Abortion

We now turn from the wild and exciting world of technologically-assisted creation of human life, to the very somber topic of ending early human life.  To get a handle on how we can go about having this conversation, check out this short video by Dr. Little.

What Dr. Little helpfully points out is that there are more difficult questions here than is often admitted.  Many people think that the permissibility of abortion rests on a question of moral status; and surely they are right that the question of status matters.  But what we must recognize is that there is a further issue, which is that abortion is not merely an action that affects some individual with moral status; but rather, it is the ending of gestation, or what we will eventually call the refusal of intimate assistance.  In short, both the status of the fetus or embryo, and the fact of embodied gestation, matter to the morality of the issue.  With that in mind, let’s turn to the first of these issues: status.

 

October 28

In the first video by Dr. Little, we will take a look at views that grant early human life full moral status.

 

Now, the most obvious — at least in society — full moral status view is the Catholic view, which is a version of the Natural Law account of moral status.  This view has serious pedigree, formulated powerfully by St. Thomas Aquinas, who in turn was inspired by Aristotle.  It is no wonder that it has such an influence in the church.  However, there are other versions of the full moral status view as well.  One mentioned by Dr. Little — the ‘Future Like Ours’, or FLO view — was articulated by philosopher Don Marquis.  Read his complete article here.

Although popular in the church, Marquis, in the article above, claims that full moral status views have received fairly little philosophical support in recent years, and that seems right.  More philosophers seem to believe something like the view that early human life has modest moral status.  Dr. Little explains this view below.

 

The view that early human life has modest status is in one way quite understandable; but the details of the argument can be difficult to grasp.  The gradualist view, in particular, can cause us some trouble in understanding.  Towards rectifying that difficulty, read Warren Quinn’s defense of gradualism.

 

October 30

I said at the beginning of this unit that settling the question of moral status does not settle the question of abortion, for there is a rather important little detail in the case of abortion — namely, that the being the moral status of which we are debating is inside a woman.  In these next two videos, then, Dr. Little explores some nuances in navigating the jump from moral status to permissibility judgments.  In the first video, she considers that gestating a fetus amounts to providing ‘intimate assistance’ to another being.

 

The argument presented by Dr. Little in this video was first made famous by Judith Jarvis Thompson; you’ll want to read that complete argument here  before moving on.  However, there is an even more extreme position available, and that is what Dr. Little will present in her final video of this section.

 

The view described here, that abortion is always permissible, is actually a nuanced one, since permissibility doesn’t imply freedom from criticism.  And I’ll let you in on a little secret: the position is Dr. Little’s own, published in a series of quite well-known articles.  For more insight into her view, read her most current articulation of the view in this article titled “The Moral Permissibility of Abortion.”

 

November 4

The possibility of terminating a pregnancy raises more issues than just concerning the permissibility of the act, simpliciter.  One important set of moral questions is raised by the fact that we can choose to abort (or otherwise prevent early life, by failing to implant a fertilized embryo) in systematic ways, or for particular reasons.

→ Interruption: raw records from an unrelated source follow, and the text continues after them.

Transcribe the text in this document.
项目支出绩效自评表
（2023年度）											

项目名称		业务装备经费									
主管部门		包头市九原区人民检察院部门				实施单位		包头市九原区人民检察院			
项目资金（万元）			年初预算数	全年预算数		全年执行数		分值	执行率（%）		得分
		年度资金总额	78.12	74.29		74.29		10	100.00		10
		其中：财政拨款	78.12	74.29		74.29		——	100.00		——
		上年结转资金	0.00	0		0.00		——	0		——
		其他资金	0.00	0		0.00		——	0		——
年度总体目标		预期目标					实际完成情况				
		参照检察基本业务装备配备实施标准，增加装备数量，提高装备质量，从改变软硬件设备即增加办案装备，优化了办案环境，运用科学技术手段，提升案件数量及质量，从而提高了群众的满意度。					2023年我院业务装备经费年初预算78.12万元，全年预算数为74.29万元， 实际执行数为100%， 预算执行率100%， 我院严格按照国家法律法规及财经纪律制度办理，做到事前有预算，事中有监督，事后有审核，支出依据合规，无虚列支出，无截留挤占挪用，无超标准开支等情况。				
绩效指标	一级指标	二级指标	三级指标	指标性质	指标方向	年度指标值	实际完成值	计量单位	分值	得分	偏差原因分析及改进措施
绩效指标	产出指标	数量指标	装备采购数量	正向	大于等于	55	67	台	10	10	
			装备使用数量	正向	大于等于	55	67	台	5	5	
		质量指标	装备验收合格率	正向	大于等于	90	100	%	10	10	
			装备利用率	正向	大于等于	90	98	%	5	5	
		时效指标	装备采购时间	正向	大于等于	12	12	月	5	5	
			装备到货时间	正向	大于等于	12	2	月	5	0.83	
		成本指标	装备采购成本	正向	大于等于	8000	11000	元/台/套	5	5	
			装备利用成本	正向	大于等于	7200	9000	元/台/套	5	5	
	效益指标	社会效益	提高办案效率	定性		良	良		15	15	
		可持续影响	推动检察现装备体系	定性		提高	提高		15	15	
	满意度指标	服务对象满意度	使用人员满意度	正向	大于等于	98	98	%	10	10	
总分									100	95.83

On the one hand, this possibility takes us back to the topic of disability, as preventing early life from continuing is a common response to finding out that the resulting child will be disabled.  That is: if genetic testing on a fertilized embryo, or routine prenatal testing during pregnancy, reveals likely disability, then the common response is either preventing the implantation of the embryo, or aborting the fetus.  Disability theorists have serious concerns about this pattern, which Dr. Kukla discusses below.

 

Of the four arguments Dr. Kukla presents on behalf of disability theorists, we will focus on the hotly contested ‘expressivist critique’.  For a defense of this argument, read this article.

On the other, far side of the debate over selective abortion, there is a view that morality recommends promoting only that early human life that is likely to turn out well.  Although the argument tends to focus on pre-implantation genetic diagnosis during IVF rather than routine prenatal testing, the general argument is in support of the claim that parents ought to choose, when they can, to have the child that has the best chances of living a good life.  And this same argument could be used equally to recommend aborting a sub-optimal fetus in the same way that it recommends implanting only the optimal embryos.  The champion of this view, which is known as ‘Procreative Beneficence’, is Julian Savalescu. Read his argument for the view here.

Cheery stuff, eh?  Don’t worry; now we can move on to happier topics, like whether there is anything we can do to prevent global catastrophe for humans in the near future.  Yay!